There can be a gnarly railway
Speaking of Unesco, the earth heritage group is mulling over awarding World Heritage Status to your Alishan Forest Railway, an 86km network of narrow gauge railways running through the mountain resort of Alishan. Opened in 1912, passengers enjoy a multitude of switchbacks, 50 tunnels and a lot more than 70 wooden bridges.
Plus a high-speed network
At another end in the rail spectrum is Taiwan’s broadband network, which opened in 2007 and links the main city, Taipei, towards the southern town of Kaohsiung (reaching speeds of 186mph over the way).

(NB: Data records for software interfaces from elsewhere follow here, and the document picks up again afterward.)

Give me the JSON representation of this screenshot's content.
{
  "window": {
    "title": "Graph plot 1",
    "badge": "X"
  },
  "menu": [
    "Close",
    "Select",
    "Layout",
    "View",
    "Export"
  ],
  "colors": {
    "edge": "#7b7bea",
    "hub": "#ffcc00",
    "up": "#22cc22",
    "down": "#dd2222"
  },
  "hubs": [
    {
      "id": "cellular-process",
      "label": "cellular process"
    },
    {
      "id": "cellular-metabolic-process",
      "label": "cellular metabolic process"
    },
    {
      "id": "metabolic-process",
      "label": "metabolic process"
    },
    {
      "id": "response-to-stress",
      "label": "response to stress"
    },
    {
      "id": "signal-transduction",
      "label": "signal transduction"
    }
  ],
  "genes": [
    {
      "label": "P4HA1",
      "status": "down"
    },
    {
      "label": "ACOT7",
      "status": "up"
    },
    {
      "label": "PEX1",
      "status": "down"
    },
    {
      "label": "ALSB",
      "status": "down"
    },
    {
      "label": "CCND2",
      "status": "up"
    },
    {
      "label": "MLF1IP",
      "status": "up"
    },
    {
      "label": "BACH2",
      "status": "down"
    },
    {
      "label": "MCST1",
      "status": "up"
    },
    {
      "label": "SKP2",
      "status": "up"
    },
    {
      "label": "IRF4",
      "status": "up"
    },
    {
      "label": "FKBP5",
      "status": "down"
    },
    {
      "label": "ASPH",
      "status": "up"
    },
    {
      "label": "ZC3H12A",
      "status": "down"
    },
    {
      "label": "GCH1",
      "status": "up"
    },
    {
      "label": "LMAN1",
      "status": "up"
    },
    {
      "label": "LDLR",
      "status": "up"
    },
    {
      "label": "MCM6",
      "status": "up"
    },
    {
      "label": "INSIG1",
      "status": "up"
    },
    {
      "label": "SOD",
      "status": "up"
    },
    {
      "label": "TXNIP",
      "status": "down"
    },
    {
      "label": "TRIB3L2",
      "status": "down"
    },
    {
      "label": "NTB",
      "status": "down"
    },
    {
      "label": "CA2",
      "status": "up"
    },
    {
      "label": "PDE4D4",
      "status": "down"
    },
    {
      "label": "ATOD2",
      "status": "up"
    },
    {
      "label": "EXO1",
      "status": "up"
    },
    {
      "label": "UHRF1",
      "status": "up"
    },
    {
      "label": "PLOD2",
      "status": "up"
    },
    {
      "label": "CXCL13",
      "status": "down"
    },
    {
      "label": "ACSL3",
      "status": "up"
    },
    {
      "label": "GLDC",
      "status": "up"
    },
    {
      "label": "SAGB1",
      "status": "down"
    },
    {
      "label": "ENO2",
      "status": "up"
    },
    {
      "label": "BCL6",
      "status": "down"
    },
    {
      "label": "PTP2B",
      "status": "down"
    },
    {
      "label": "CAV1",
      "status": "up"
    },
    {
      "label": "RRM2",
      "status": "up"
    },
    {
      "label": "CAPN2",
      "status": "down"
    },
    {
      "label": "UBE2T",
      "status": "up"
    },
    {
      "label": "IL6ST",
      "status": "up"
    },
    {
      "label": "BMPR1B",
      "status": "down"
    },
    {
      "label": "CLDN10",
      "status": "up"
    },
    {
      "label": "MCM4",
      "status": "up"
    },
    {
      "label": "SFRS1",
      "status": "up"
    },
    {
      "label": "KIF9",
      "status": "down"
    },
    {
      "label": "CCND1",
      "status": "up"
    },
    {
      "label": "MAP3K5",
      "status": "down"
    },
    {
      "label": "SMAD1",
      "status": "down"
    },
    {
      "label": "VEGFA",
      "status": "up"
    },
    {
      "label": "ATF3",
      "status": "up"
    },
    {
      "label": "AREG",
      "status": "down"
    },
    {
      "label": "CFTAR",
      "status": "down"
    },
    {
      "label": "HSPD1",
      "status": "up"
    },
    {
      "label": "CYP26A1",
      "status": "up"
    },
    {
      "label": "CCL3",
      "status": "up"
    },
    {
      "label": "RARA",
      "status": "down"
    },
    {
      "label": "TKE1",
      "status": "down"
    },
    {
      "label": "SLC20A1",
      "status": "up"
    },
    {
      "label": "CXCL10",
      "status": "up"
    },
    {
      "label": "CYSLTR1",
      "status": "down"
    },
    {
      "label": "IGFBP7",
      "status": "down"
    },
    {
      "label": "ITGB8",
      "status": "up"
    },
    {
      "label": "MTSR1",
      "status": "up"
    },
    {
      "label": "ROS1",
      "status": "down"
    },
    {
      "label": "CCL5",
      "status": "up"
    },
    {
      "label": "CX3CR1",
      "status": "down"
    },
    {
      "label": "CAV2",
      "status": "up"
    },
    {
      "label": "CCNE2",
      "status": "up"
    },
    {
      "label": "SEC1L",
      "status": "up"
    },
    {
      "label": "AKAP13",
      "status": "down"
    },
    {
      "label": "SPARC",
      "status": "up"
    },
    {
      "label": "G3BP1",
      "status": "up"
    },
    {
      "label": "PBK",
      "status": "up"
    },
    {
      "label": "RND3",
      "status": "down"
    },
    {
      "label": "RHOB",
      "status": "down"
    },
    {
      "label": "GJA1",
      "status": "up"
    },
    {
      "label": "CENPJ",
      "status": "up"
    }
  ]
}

Taipei was once you will find the tallest building on the globe
The tallest building on this planet between 2004 and 2010, if your Burj Khalifa in Dubai took over, Taipei101 (the figure denoting the amount of floors) towers over the funding, being an icon with the modern evolution from the country. Its lifts reach speeds of 37.6mph, flinging passengers from your fifth towards the 89th floor in 37 seconds. There is an observation deck within the 91st floor, some 1,285 feet higher than the ground. Taipei's 101 building used to be the tallest on earth CREDIT: GETTY
The opportunities for hiking are vast
Taiwan, despite its fairly small size, is the place to find nine national parks, including Yushan, the location where the nation’s highest peak - from the same name - resides. Its maximum height of 12,966 feet provides it with the fourth highest elevation of the island on the globe.
More than 20 per cent on the country is protected land - within the form of either national park, forest or state reserve - while another 30 per-cent is forest. Its network of hiking trails is often a paradise for walkers, specially the highly regarded Taroko Gorge routes, as the 100 Peaks of Taiwan (each above 3,000 metres) is a lifetime's benefit mountaineers.